Thursday, September 20, 2012

Virescent

The title of this blog comes from Lonely Planet, a franchise that--in an attempt to cater to perpetual cheapskates like myself--began publishing condensed versions of their famously intricate travel guides. Not willing to pay the exorbitant sum of $20.99 (yet happy, somehow, to pay $12.99 for a book that contains one-sixteenth of its more expensive counterpart), I left Chaucer's with said guide--a tiny portrait of Bali, a tiny Indonesian island that floats one gigantic Pacific Ocean, twenty hours, and approximately one universe away from the world that I currently live in.

Not wanting to waste any of its precious pages, the inside cover of the guide features a quick reference: how to say 'thank you' (silahkan) and 'one more' (satu lagi), the absurd currency exchange (one U.S. dollar=9,075 Indonesian rupiah), etc. Then, under essential facts, it lists three things: the Price of a Cold Beer (15,000 Rp), the Best Place to See the Sunrise (Sanur), and Another Word for Green (virescent).

Another word for green?

It's that last one that got me. Nestled in between the business hours and numbers to call in case of emergency, the author of my introduction to Bali found it essential to give me another word for green.
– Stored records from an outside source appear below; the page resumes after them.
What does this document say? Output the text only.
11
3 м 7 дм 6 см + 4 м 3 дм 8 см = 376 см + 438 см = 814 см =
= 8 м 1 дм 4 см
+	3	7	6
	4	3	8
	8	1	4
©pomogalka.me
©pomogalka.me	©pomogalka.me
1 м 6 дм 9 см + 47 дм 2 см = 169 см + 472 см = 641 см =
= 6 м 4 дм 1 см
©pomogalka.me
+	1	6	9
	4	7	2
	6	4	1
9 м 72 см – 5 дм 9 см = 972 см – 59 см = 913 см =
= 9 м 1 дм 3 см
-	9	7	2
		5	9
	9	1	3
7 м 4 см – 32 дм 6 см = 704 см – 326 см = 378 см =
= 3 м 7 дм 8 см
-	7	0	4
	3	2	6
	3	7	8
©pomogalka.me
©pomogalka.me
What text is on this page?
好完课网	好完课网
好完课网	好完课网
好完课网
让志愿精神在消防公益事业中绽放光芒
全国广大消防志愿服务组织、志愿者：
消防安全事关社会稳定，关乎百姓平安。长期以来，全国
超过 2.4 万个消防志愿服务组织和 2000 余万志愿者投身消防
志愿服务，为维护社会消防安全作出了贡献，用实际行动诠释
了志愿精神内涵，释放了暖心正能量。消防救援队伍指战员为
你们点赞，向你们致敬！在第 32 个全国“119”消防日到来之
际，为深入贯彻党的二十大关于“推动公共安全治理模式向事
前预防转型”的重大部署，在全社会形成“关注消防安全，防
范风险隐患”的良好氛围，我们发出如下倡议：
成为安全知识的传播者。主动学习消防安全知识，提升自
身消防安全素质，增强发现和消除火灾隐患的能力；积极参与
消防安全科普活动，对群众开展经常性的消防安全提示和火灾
If that doesn't hint at something magic, I don't know what does.

So here I am, plugged into an outlet in the astonishingly grim "Marina Café," LAX's answer to departing Asians who, for whatever reason, find it necessary to eat one more velveeta-smothered chili dog before returning home to their countries. At the moment, three Korean girls are sitting in the booth next to mine, giggling over their Long Beach Combos (hot dog with pepperocini, in case you were wondering) as a little girl sprinkles Sweet n' Low packets all over the floor beneath their feet. The couple on my other side just did a "cheers" with their Haagen Dazs bars, and I felt one of many recent surges of distaste for Americans. Across the restaurant, a monk is playing with his iphone.

It's a strange and wonderful time to be traveling as a citizen of the United States; strange because of recent events, because of Anti-American rioting and the reputation that seems to cloak anyone who travels in the footsteps of a certain breed of tourist who would rather say "NO SPEAKO BALI-O" than pay $12.99 at the bookstore. I'll admit, given the current political unrest, I wasn't sure if it was wise for me to be here right now, traveling as a young American girl--alone--to a part of the world that may or may not see me for my country and myself.

Still, for that very reason, it is a wonderful time to be traveling. It is a wonderful time to flip upside down, experience a culture and a life that is radically different from anything I have ever known, and to be front and center to a heated political moment. I want to be safe, but I also mean to experience and to see it and to touch it with my hands. As my guide told me, even the most sacred of Balinese offerings are occasionally meant to be crushed underfoot... it's what happens when you walk.

So there you have it! Day one of my big adventure. The café is closing and people are lining up. There are more seats on this airplane than there were students in my graduating class. When I leave this country, it will be 1:15 a.m. on September 20--and when I touch down in Bali, it will be 2:00 p.m. September 21. What happens to Thursday? Only the clouds know. But as I head closer and closer to this pocket of green, I know I'm in for something good.